私の患者様は40%くらいの方が、セットで施術してくださいました。
さらに、POPを作って「眉+アイライン10%OFFキャンペーン」をカウンセリングルームに貼っておきました。
こうすると「実はいまこんなキャンペーンをやってるんですが…」と自分から提案しやすい空気になります。
ちなみに、これを提案するのは眉の話が一通り終わってから。
最初から提案してしまうと「押し売り」感が強くなってしまいます。
カウンセリングで患者様のハートをしっかり掴んでおくことが大事です。
そして2回目の来院では、
「私もやってるんですが、唇に血色が戻るだけで若返るし、食事をしても落ちない。リップのアートメイクもおすすめで…」
たとえば、会食が多い女性経営者層にはこんな感じでリップをおすすめします。
これ2回目の来院ってとこも実はポイントなんです☝️
ここで働く心理:「コミットメントと一貫性の原理」
1回目にあなたの施術を受けて、
「この人にお願いしよう」「ここでやろう」と決める=コミットメント
→ すると、2回目以降も
「前回もお願いしたし、今回もこの人に任せよう」
「眉が良かったから、リップもお願いしよう」
と“行動を一貫させる”方向に心が動く。
これがまさにコミットメントと一貫性の原理です。
しかもリップの残りの施術のためにもう一回来院してもらえる、これはさらに関係性を深められるチャンスです。

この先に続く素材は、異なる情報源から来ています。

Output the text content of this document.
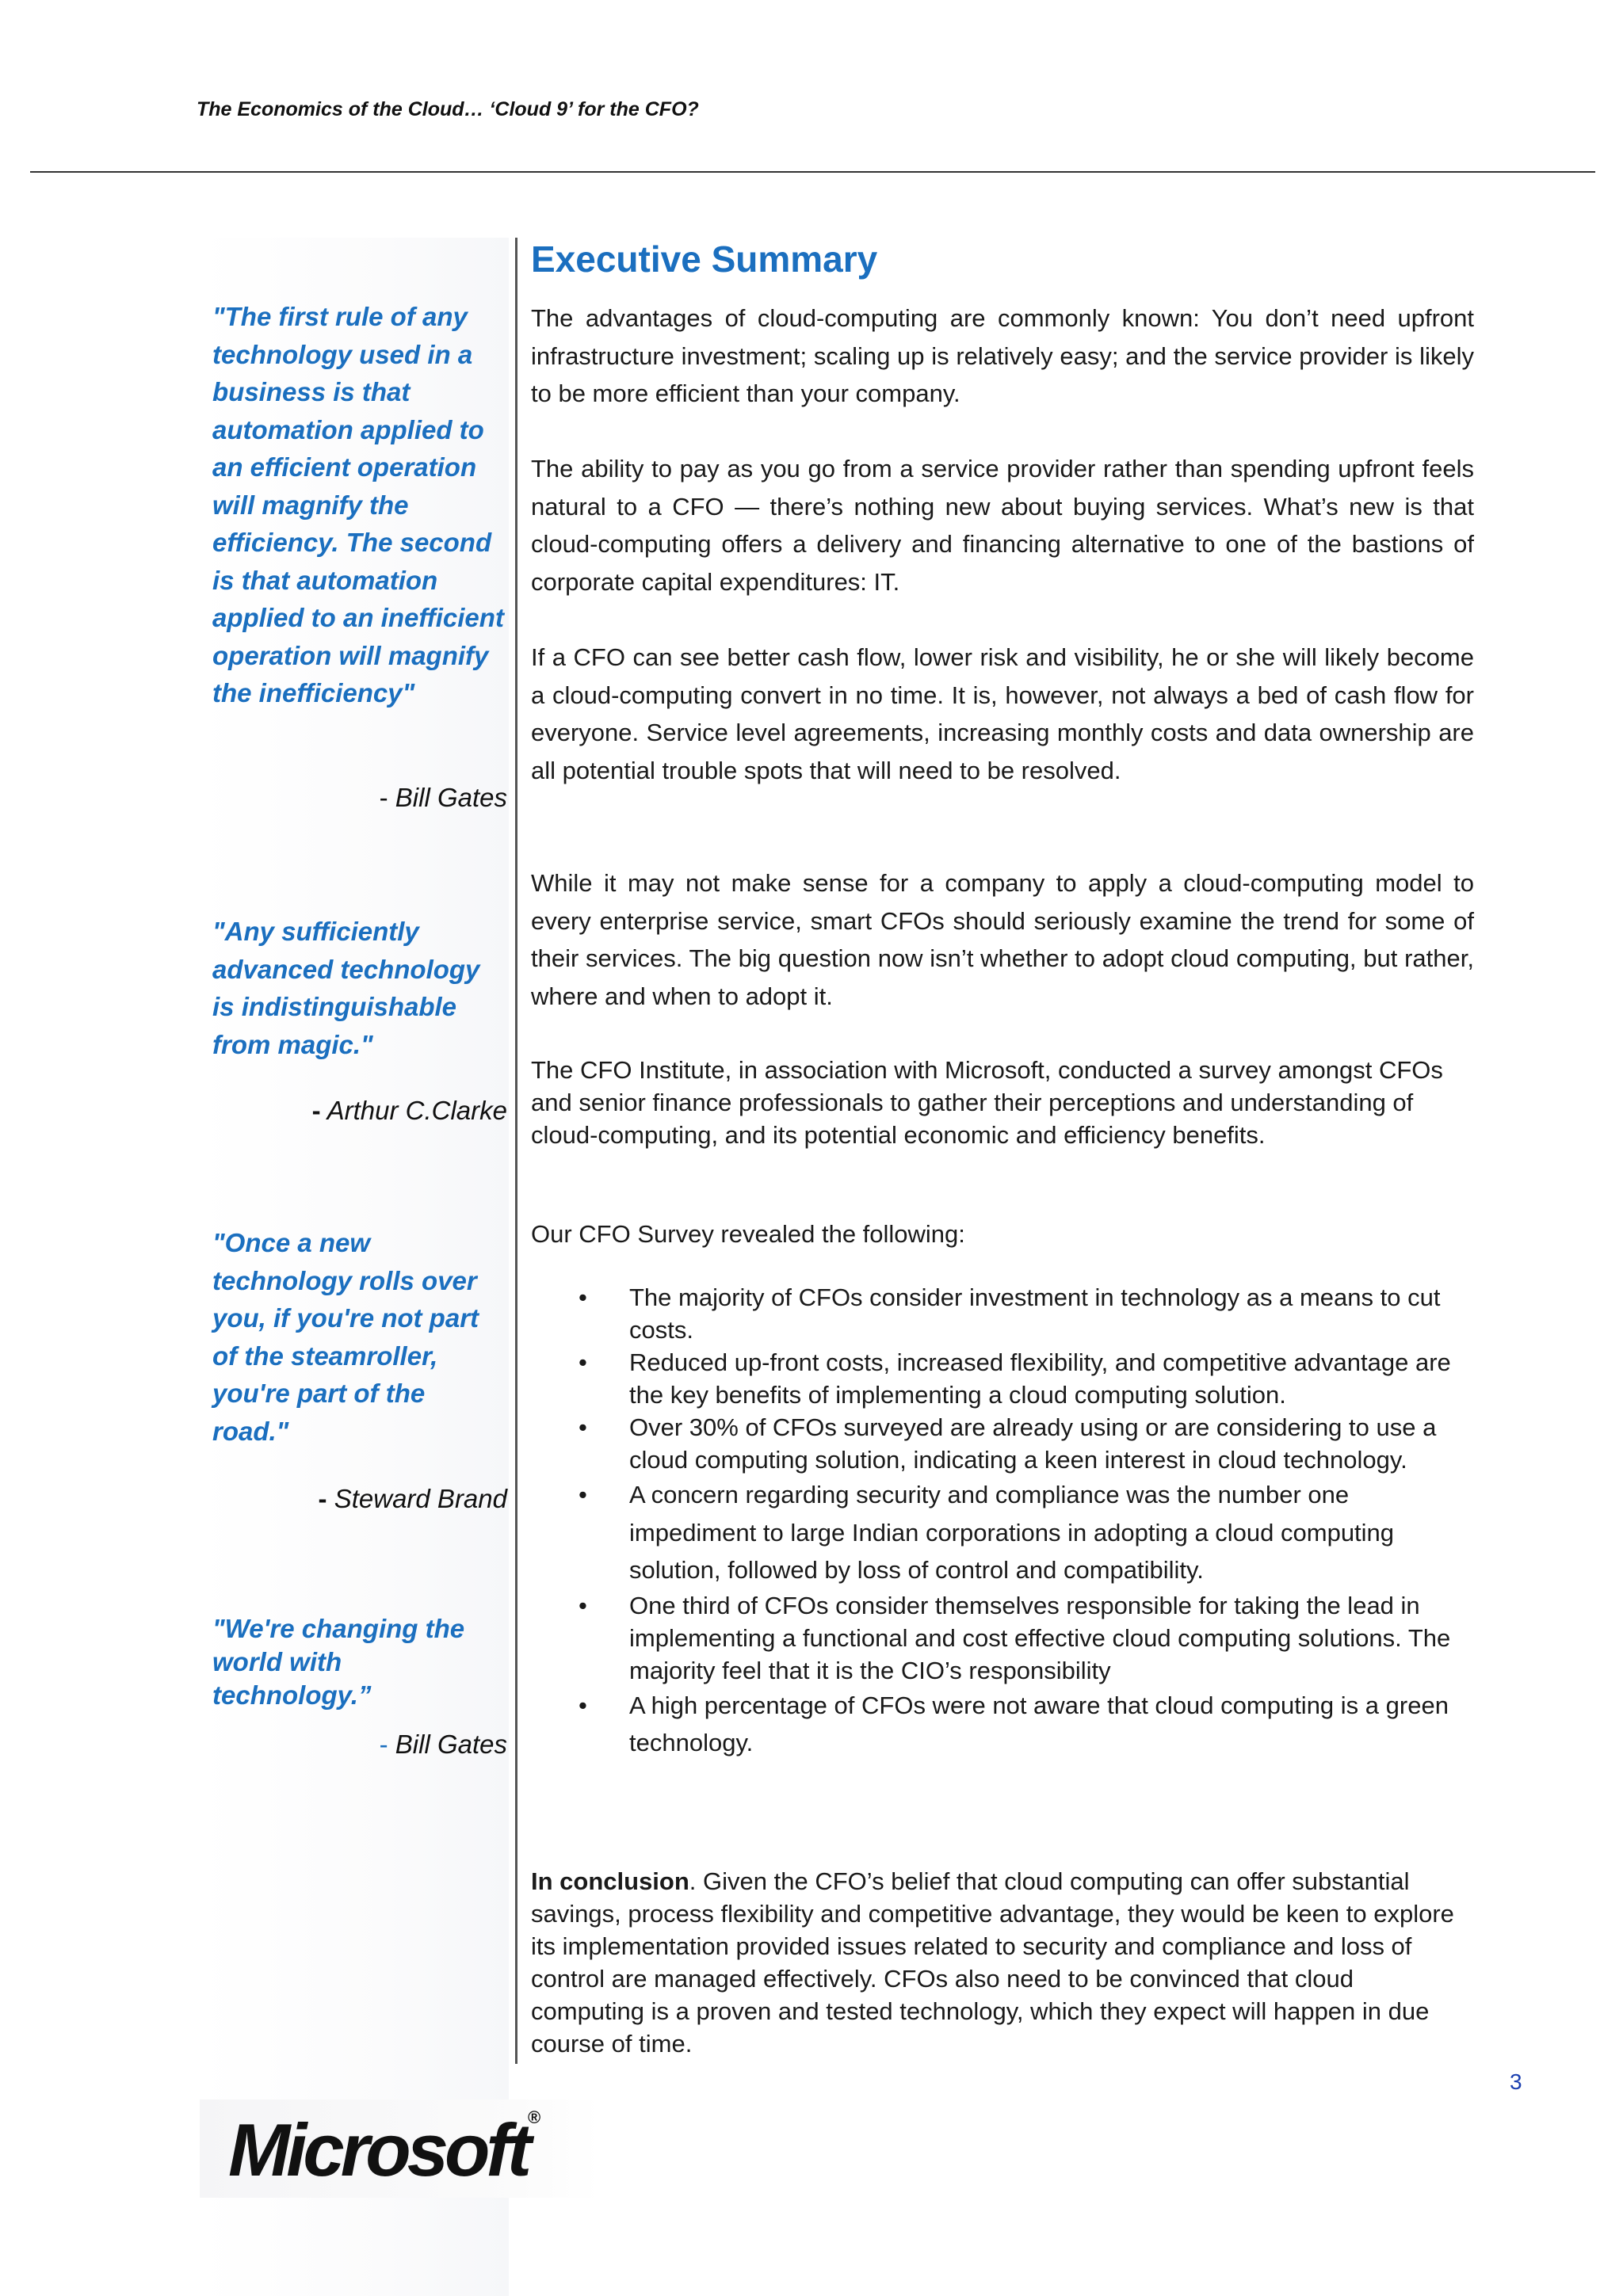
The Economics of the Cloud… ‘Cloud 9’ for the CFO?
"The first rule of any technology used in a business is that automation applied to an efficient operation will magnify the efficiency. The second is that automation applied to an inefficient operation will magnify the inefficiency"
- Bill Gates
"Any sufficiently advanced technology is indistinguishable from magic."
- Arthur C.Clarke
"Once a new technology rolls over you, if you're not part of the steamroller, you're part of the road."
- Steward Brand
"We're changing the world with technology.”
- Bill Gates
Executive Summary

The advantages of cloud-computing are commonly known: You don’t need upfront infrastructure investment; scaling up is relatively easy; and the service provider is likely to be more efficient than your company.

The ability to pay as you go from a service provider rather than spending upfront feels natural to a CFO — there’s nothing new about buying services. What’s new is that cloud-computing offers a delivery and financing alternative to one of the bastions of corporate capital expenditures: IT.

If a CFO can see better cash flow, lower risk and visibility, he or she will likely become a cloud-computing convert in no time. It is, however, not always a bed of cash flow for everyone. Service level agreements, increasing monthly costs and data ownership are all potential trouble spots that will need to be resolved.

While it may not make sense for a company to apply a cloud-computing model to every enterprise service, smart CFOs should seriously examine the trend for some of their services. The big question now isn’t whether to adopt cloud computing, but rather, where and when to adopt it.

The CFO Institute, in association with Microsoft, conducted a survey amongst CFOs and senior finance professionals to gather their perceptions and understanding of cloud-computing, and its potential economic and efficiency benefits.

Our CFO Survey revealed the following:

• The majority of CFOs consider investment in technology as a means to cut costs.
• Reduced up-front costs, increased flexibility, and competitive advantage are the key benefits of implementing a cloud computing solution.
• Over 30% of CFOs surveyed are already using or are considering to use a cloud computing solution, indicating a keen interest in cloud technology.
• A concern regarding security and compliance was the number one impediment to large Indian corporations in adopting a cloud computing solution, followed by loss of control and compatibility.
• One third of CFOs consider themselves responsible for taking the lead in implementing a functional and cost effective cloud computing solutions. The majority feel that it is the CIO’s responsibility
• A high percentage of CFOs were not aware that cloud computing is a green technology.

In conclusion. Given the CFO’s belief that cloud computing can offer substantial savings, process flexibility and competitive advantage, they would be keen to explore its implementation provided issues related to security and compliance and loss of control are managed effectively. CFOs also need to be convinced that cloud computing is a proven and tested technology, which they expect will happen in due course of time.

3
Microsoft®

あらたな患者様を紹介してくれる確率もおのずと上がりますよね🌸
✅クロスセルのポイント
• 1回目で“信頼+満足”をしっかり届ける
• 2回目で「関連する悩み」を掘り下げて提案
• POP・キャンペーンを“話題のきっかけ”として置いておく
⑥ 人と同じことをやっても結果が出ない。方向性がすべて。

アートメイクの世界では、
「モニター募集」「Instagram投稿」「口コミお願い」──
みんなが同じことをやっています。
でも、結果を出す人は“誰に届けたいか”を決めている。
私の場合は、「品のある大人女性」「経営層で時間に余裕のある人」
だからSNSも投稿の自分の雰囲気も、色味や言葉も“上品さ”を意識しました。
ターゲットを明確にすると、
紹介も口コミも、自然と“その層の中”で回り出します。
✅方向性を決める3つの質問
1. 誰に来てほしい?
2. その人はどんな悩みを持っている?
3. その人に“どんな印象”を持ってもらいたい?
💬さいごに
アートメイクの1年目で大切なのは、行動力と方向性。
どれだけ頑張っても、方向がずれていたら結果は出ません。
紹介・口コミ・クロスセル。
全部つながっているのは、「この人になら任せたい」と思ってもらえる信頼です。
“目の前の人に喜んでもらう努力を、ちゃんと方向を決めて積み重ねる”
このシンプルなことが、いちばん確実な成長の近道だと思っています。